Tourists play pantomime in ‘the People’s Republic’

I was 61 years old and the only cyclist from Missouri when 16 of us pedaled for 11 days within mainland China’s borders. Four young adults from California, 84-year-old Jim from Louisiana, an attorney from Detroit and various other women and men instantly became "family." We spoke English, we rode quality bicycles and we would stick together through thick and thin.

Only we who were older recalled reading of China’s revolution and the human tragedies of the ’50s. Missionaries were forced to leave; officials were treated as criminals. Thousands got the "or else" verdict; historians said that blood ran in the streets! Comedian Steve Allen, who lived there in his youth, was one of the first to return - I recommend his book. I write only about the China I saw in 1981, in the Pearl River Delta area - the southeast farming country.

We saw Chinese men and women building roads with pickaxes, shovels and sledgehammers six days a week for the standard wage - the equivalent of $55. In the silk factory, women spend their lives handling the tiny filament as it unwinds from 3-inch-long silkworm cocoons; they did not need to know that they were helping to make silk for people across the globe to wear. They will not recognize silk if they ever see any!

Women gathering mulberry leaves from roadside trees didn’t know, or care, that those leaves feed the silkworms that wrap the cocoons around themselves in 40 days. There is no reason for the working people to know - or see - the "fruit of their looms." As with the road builders, they make the equivalent of $55 a month.

After my first purchase, I knew that, in downtown Canton, nothing would cost enough to require my asking the price! But I didn’t realize that my being there alone was not acceptable to the All China Youth Federation.

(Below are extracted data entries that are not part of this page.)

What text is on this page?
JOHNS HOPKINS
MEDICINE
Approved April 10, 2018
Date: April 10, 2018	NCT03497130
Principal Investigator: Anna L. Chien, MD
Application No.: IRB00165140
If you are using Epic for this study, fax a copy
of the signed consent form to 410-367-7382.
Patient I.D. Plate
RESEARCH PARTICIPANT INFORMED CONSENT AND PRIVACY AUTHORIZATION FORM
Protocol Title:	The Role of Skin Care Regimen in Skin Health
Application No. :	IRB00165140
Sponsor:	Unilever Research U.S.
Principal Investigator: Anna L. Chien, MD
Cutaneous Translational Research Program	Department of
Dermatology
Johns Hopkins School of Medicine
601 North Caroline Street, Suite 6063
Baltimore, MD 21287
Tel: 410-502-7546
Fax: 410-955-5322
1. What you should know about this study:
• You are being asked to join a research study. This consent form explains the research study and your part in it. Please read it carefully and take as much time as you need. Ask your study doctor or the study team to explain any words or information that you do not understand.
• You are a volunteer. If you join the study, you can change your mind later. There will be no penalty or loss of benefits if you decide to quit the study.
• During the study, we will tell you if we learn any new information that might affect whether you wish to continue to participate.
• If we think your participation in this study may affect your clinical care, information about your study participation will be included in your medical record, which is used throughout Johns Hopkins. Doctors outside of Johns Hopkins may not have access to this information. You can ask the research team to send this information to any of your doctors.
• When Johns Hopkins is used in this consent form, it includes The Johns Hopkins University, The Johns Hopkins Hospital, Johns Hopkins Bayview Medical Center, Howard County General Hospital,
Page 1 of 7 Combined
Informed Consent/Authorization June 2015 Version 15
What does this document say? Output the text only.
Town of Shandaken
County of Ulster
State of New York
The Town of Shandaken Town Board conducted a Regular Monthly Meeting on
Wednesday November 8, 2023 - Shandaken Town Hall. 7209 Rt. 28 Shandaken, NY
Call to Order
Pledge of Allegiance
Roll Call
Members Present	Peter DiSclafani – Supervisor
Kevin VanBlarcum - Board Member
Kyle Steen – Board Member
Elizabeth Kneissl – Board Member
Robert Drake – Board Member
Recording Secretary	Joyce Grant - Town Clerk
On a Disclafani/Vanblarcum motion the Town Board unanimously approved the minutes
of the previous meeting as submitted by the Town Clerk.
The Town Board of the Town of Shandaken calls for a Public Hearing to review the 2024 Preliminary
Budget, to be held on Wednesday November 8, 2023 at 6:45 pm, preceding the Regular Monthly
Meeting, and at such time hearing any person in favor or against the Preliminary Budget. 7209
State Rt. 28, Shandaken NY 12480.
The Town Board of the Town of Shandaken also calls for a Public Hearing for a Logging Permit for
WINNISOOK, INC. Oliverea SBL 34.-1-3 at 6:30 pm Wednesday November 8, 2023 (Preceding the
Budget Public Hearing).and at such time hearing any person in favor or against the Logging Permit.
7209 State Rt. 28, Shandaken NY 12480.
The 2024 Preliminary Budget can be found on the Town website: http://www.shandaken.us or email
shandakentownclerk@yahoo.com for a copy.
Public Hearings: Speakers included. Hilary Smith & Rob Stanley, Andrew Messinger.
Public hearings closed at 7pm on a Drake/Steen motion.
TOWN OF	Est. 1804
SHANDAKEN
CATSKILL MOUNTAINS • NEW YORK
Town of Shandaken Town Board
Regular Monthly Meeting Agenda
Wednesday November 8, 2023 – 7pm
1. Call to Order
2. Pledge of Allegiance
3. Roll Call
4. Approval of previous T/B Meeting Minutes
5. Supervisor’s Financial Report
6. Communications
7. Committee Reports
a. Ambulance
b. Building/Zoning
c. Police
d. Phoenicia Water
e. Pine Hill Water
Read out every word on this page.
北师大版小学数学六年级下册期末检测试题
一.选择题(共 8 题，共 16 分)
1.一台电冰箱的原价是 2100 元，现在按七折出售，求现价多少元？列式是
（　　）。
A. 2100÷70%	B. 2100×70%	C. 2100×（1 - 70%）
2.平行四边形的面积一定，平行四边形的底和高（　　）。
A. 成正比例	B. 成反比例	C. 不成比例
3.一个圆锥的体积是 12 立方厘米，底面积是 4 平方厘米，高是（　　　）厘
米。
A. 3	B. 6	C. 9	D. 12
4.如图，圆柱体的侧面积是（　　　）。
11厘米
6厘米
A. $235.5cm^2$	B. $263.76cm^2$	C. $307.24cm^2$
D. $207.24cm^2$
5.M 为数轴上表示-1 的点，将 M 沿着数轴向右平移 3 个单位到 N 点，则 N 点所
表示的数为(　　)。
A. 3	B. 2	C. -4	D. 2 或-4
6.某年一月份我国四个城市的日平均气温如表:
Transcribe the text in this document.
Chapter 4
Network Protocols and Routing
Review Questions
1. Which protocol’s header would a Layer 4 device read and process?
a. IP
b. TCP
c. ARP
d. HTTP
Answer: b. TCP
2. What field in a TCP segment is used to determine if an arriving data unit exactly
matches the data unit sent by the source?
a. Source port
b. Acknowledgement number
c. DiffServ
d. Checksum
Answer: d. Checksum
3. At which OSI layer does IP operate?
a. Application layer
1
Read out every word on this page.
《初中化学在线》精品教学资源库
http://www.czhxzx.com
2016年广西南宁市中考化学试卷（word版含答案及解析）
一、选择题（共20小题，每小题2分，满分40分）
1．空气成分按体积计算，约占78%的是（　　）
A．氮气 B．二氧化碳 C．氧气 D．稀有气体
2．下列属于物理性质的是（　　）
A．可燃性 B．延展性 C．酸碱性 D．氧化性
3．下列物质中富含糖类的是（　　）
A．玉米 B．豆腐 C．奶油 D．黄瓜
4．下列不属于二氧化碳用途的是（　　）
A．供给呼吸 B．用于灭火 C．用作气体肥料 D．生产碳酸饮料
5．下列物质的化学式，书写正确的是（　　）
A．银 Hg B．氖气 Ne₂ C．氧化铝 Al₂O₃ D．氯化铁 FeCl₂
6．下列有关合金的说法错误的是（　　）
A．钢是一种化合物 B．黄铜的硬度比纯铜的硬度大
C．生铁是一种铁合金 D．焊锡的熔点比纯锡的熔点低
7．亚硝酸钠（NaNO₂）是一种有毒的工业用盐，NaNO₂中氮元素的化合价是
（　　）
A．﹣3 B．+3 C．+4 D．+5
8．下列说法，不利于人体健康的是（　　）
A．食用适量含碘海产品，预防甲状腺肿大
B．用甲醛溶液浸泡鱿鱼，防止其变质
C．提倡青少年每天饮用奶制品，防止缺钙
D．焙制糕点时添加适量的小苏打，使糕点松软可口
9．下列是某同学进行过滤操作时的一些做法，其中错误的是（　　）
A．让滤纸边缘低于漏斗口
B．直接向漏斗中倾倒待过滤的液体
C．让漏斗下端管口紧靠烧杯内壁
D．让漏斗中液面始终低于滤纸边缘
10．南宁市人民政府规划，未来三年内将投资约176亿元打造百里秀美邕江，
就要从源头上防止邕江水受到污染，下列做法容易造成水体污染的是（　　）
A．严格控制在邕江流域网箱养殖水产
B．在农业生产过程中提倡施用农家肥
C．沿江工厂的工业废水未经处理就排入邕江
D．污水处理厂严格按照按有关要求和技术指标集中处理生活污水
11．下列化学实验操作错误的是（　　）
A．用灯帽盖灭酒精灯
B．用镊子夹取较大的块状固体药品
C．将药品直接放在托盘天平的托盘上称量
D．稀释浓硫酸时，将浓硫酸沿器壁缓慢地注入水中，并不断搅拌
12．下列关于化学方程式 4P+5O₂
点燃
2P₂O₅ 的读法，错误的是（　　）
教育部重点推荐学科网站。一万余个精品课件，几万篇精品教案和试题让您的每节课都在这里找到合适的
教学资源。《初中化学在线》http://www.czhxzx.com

The "People’s" money was of little value, and Chinese people were not admitted to Friendship Stores. A man and boy offered hand-size bundles of kindling wood; a fellow weighed up some dried, smoked pan fish for a customer. A happy elderly man would put metal plates on shoe heels to prevent their wearing. Worn-out, patched bicycle inner tubes with many patches and worn tires with boots were displayed. Some people offered small quantities of vegetables from their personal gardens, a woman made repairs on broken umbrellas and much more. This was probably what was meant when American media, said, "China is experimenting with capitalism."

An older woman sold bunches of dirty "rice porcelain" dishes on the street. I paid well for a full set at the Friendship Store. These dirty ones, washed and sorted, were a "giveaway." At 5 p.m. that day the head of the All China Youth Federation stepped up behind me on the street and said, "I carry your bag, Mrs. Gerard" and spoke not another word to me after that.

The day we arrived in China, our trip leader warned: "Do not take food to your rooms; it might attract rats." One morning before 5 a.m. a rat was in our bathroom! It hid in a stack of clean towels; I shook him out, and he climbed the woodwork; I got my camera and took his picture. I trapped him under a blue waste basket and put a weight on it.

After breakfast two women and my roommates got close enough to peek then flew down the hallway screaming! I released the rat, and he sailed out the patio door, the way he came in.